UVD Sterilising robot

Robotics was once the stuff of fever dreams and foreboding sci-fi movies. But technological evolution is an inescapable factor in the development of civilization, and the fight against COVID-19 now fields a robotic ally.

Denmark-based Blue Ocean Robotics, working in collaboration with Odense University Hospital, has developed a robotic entity that uses UV light to sterilize materials and surfaces on the front lines. The UVD Robot features eight bulbs that emit concentrated ultraviolet light that kills bacteria, viruses, and other harmful agents.

Their UVD-Robot is currently in use, and it takes less than one day to produce new units, according to their creators.

Europechain’s FACT

A European initiative standing at the vanguard of the battle against the Corona virus.
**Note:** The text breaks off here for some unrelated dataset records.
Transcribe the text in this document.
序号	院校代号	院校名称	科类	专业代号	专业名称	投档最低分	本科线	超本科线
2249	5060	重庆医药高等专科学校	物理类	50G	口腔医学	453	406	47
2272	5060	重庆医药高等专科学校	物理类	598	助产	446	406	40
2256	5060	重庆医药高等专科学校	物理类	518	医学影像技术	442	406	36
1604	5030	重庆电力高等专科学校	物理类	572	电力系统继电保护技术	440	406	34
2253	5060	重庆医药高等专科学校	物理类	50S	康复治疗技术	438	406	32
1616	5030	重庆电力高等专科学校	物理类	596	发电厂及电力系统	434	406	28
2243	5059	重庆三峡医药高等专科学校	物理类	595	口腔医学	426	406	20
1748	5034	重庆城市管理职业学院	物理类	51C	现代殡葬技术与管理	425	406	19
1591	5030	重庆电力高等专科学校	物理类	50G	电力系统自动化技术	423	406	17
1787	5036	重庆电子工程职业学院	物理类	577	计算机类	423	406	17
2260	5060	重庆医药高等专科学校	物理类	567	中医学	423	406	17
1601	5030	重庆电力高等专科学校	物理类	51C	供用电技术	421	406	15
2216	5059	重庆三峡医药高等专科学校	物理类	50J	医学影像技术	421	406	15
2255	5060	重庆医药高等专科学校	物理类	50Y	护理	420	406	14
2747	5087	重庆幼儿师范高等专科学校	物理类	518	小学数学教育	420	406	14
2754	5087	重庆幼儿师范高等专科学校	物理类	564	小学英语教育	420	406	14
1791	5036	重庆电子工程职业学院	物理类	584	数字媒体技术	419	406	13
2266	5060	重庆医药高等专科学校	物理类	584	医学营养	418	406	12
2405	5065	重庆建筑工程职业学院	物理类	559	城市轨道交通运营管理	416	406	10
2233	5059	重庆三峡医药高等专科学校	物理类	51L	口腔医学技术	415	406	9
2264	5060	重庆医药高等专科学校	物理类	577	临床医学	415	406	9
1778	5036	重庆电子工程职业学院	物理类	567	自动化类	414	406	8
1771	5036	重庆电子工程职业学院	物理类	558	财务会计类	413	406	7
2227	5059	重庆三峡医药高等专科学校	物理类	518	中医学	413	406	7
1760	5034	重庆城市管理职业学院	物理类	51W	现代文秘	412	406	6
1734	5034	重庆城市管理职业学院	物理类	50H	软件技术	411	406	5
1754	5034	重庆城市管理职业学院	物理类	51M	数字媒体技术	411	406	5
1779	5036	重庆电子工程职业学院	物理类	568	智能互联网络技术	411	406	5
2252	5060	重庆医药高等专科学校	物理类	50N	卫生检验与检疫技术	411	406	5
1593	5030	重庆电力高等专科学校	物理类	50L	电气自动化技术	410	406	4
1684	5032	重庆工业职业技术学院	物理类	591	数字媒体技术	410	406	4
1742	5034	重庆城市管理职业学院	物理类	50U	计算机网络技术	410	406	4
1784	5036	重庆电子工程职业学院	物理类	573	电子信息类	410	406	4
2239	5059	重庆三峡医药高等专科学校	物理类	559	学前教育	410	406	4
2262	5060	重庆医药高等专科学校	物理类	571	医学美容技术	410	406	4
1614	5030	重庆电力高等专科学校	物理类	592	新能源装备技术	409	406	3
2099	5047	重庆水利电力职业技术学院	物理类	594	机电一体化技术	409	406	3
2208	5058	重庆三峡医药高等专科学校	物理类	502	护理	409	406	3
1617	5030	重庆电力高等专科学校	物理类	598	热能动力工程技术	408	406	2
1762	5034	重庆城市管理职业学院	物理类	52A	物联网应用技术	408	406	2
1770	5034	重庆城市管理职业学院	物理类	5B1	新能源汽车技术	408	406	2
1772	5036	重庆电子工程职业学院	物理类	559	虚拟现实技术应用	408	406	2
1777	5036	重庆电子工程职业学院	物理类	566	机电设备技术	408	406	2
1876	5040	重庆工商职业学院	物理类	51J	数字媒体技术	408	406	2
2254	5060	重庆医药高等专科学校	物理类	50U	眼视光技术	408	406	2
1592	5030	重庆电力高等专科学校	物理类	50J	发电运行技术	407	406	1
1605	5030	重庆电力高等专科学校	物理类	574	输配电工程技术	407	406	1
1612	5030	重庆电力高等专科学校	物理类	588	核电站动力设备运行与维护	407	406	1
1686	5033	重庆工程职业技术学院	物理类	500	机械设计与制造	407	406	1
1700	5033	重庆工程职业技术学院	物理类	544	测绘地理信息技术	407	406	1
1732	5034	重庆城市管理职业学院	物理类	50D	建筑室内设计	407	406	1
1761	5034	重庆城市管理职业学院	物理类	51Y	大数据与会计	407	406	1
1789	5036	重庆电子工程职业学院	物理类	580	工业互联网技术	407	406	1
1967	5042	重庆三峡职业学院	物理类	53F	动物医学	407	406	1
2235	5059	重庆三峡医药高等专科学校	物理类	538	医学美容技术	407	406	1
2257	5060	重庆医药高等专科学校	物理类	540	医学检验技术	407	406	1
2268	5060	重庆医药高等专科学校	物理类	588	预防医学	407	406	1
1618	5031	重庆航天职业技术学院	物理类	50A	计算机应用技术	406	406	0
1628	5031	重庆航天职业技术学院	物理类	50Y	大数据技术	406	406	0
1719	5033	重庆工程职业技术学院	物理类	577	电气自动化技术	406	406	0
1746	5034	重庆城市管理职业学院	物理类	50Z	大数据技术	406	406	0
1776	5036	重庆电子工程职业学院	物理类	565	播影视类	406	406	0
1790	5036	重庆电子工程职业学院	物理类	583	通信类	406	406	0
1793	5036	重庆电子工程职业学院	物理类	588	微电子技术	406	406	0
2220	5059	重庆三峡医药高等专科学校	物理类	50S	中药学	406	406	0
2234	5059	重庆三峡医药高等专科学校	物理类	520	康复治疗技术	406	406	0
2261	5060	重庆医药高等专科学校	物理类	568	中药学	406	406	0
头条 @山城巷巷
Europechain fields FACT, a blockchain-based COVID-19 tracker app aimed at enterprises, governments, and healthcare agencies.

FACT offers the user the possibility to track and map the spread of the virus within a local community, for example, or the creation of heatmaps where potential outbreaks are beginning to blossom, enabling a quick transmission of data to the relevant authorities via the Europechain blockchain network, all wrapped in a GDPR-compliant package.

This blockchain technology is FACT’s key asset in the struggle against the common foe that is COVID-19. This infectious agent gained the upper hand in the early stages of the conflict because of its insidiousness. FACT, however, flips the odds and restores the initiative for mankind to fight back and wipe the virus out for good.